Remember that the current regulations do not require schools to immediately act on dormant asbestos and just because some of the left over material is present in your child's classroom it does not necessarily mean they are at risk.
The crucial pieces of information you need to establish once you've found out if asbestos is present in your child's school is the condition of the asbestos, is it deteriorating and if so how likely is it that the material will be disturbed and cause a release of asbestos fibres into the air?
These are the questions that will be asked when asbestos surveys are undertaken and the material will only be removed if there's a high chance that fibres from the dormant asbestos could be disturbed and released into the classroom.
What Are The Dangers Of Dormant Asbestos In Schools?
Exposure to asbestos can cause serious health risks and is linked directly to a specific type of lung cancer, mesothelioma.
Mesothelioma, and other asbestos related illnesses – such as asbestosis – has a long latency period, meaning that diseases take a long time to develop after the initial asbestos exposure – in most cases patients fall ill with asbestos related illnesses decades after their exposure.
Due to the long latency period most sufferers of asbestos related illnesses are over the age of 60 – some data from the US suggests that those over the age of 85 have the highest incident rate of mesothelioma – however exposure at a young age can cause significant problems, as it is thought that the damage done by asbestos fibres is more prevalent amongst children who are still growing and developing.

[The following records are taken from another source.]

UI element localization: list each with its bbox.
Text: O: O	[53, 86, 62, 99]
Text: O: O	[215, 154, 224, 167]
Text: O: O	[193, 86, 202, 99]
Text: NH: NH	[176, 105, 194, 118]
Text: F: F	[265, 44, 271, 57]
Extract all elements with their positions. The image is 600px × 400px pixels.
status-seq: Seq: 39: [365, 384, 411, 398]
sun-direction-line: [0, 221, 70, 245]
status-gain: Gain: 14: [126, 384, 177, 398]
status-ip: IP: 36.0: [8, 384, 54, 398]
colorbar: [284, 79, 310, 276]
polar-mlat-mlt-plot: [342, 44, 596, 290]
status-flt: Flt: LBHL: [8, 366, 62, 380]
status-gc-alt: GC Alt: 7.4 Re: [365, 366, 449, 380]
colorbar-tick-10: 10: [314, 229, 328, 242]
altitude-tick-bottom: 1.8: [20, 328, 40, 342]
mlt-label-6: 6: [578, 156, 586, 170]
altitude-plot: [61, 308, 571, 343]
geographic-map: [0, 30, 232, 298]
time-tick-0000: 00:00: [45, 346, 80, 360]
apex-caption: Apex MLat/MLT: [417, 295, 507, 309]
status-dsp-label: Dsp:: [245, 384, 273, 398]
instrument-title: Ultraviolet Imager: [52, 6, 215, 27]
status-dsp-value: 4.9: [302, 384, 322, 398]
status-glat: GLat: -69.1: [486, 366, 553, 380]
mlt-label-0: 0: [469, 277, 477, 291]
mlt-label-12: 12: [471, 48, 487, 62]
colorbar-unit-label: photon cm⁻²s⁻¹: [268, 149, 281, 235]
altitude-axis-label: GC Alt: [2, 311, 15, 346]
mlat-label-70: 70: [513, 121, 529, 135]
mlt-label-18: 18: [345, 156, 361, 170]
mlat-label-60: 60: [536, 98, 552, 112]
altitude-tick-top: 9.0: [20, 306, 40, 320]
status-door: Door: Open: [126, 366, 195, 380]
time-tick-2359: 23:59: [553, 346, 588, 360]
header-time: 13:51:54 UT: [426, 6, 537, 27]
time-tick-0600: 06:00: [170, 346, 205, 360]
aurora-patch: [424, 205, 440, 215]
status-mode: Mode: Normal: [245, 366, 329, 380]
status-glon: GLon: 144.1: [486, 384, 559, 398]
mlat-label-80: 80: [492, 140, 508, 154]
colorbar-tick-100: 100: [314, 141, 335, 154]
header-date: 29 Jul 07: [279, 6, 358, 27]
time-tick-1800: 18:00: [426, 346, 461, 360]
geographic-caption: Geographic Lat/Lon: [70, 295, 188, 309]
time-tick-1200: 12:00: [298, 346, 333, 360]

Some statistics suggest that a 5-year old child exposed to asbestos is up to five times more likely to develop mesothelioma than someone exposed in their 30s. It is estimated that 200 to 300 of those who die from mesothelioma each year were exposed to asbestos as school children.
The danger is no less significant for teachers, with the Joint Union Asbestos Committee (JUAC) estimating that 17 teachers are dying from mesothelioma every year, with many of these exposed to asbestos in the classroom – currently it is thought that the UK has the highest mesothelioma rate amongst teachers in the world.
The rate of mesothelioma deaths amongst teachers are increasing, 319 teachers have died from the disease since 1980, 205 of these have occurred since 2001.
Due to the seriousness of the very present dangers posed by asbestos, Lucie Stephens is running a petition that pushes for the phased removal of asbestos from our schools, thus ensuring that children and teachers are protected from asbestos exposure at school.